W ubiegły poniedziałek sędzia Juszczyszyn stawił się w Sądzie Rejonowym w Olsztynie, po raz kolejny domagając się przywrócenia do orzekania. Jego zdaniem prezes sądu Maciej Nawacki jest "związany postanowieniem Sądu Okręgowego jak każdy reprezentant Skarbu Państwa".
- Od początku podkreślam, że w sytuacji, kiedy ta decyzja ulegnie uchyleniu, czy jakakolwiek inna forma będzie zastosowana, to w takiej sytuacji oczywiście ja - wykonując orzeczenie Izby Dyscyplinarnej SN - dopuszczę go do pracy. Jestem tylko wykonawcą
- odpowiadał sędzia Nawacki. Decyzję olsztyńskiego sądu okręgowego ocenił wcześniej jako "bezprawny akt".
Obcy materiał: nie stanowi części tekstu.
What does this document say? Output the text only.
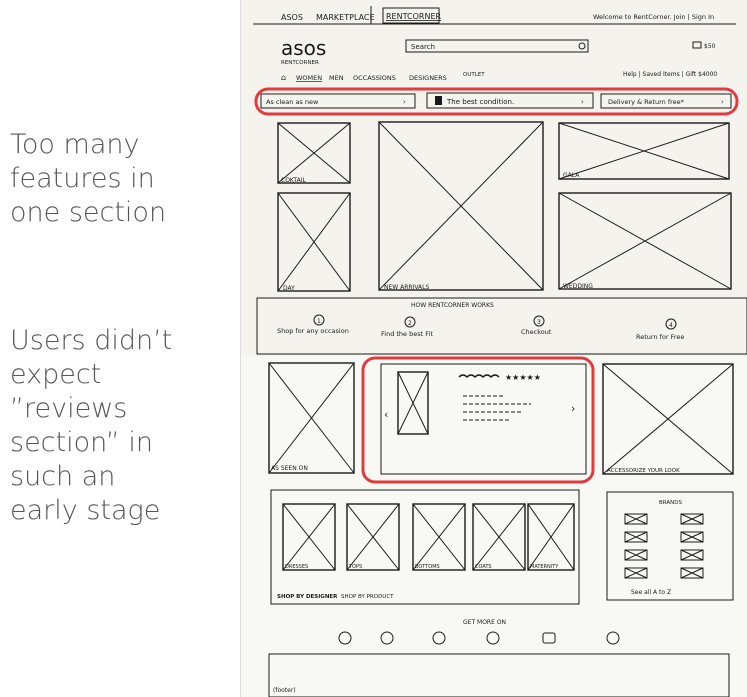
Too many
features in
one section
Users didn’t
expect
”reviews
section” in
such an
early stage
ASOS MARKETPLACE RENTCORNER	Welcome to RentCorner. Join | Sign In
asos
RENTCORNER
Search	$50
⌂ WOMEN MEN OCCASSIONS DESIGNERS	OUTLET	Help | Saved Items | Gift $4000
As clean as new	›	The best condition.	›	Delivery & Return free*	›
COKTAIL
NEW ARRIVALS
GALA
DAY	WEDDING
HOW RENTCORNER WORKS
1
Shop for any occasion
2
Find the best Fit
3
Checkout
4
Return for Free
AS SEEN ON
‹	›
★★★★★
ACCESSORIZE YOUR LOOK
DRESSES	TOPS	BOTTOMS	COATS	MATERNITY
SHOP BY DESIGNER SHOP BY PRODUCT
BRANDS
See all A to Z
GET MORE ON
(footer)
Sędzia Juszczyszyn został prawomocnie zawieszony w czynnościach przez Izbę Dyscyplinarną SN w lutym ub.r. w związku z prowadzonym wobec niego postępowaniem dyscyplinarnym. Sędzia ten został odsunięty od orzekania w związku z rozpatrywaną przez niego sprawą. Juszczyszyn, rozpatrując apelację w sprawie cywilnej, uznał za konieczne rozstrzygnięcie, czy sędzia nominowany przez obecną KRS był uprawniony do orzekania w pierwszej instancji. W wydanym postanowieniu nakazał Kancelarii Sejmu przedstawienie m.in. list poparcia kandydatów do KRS.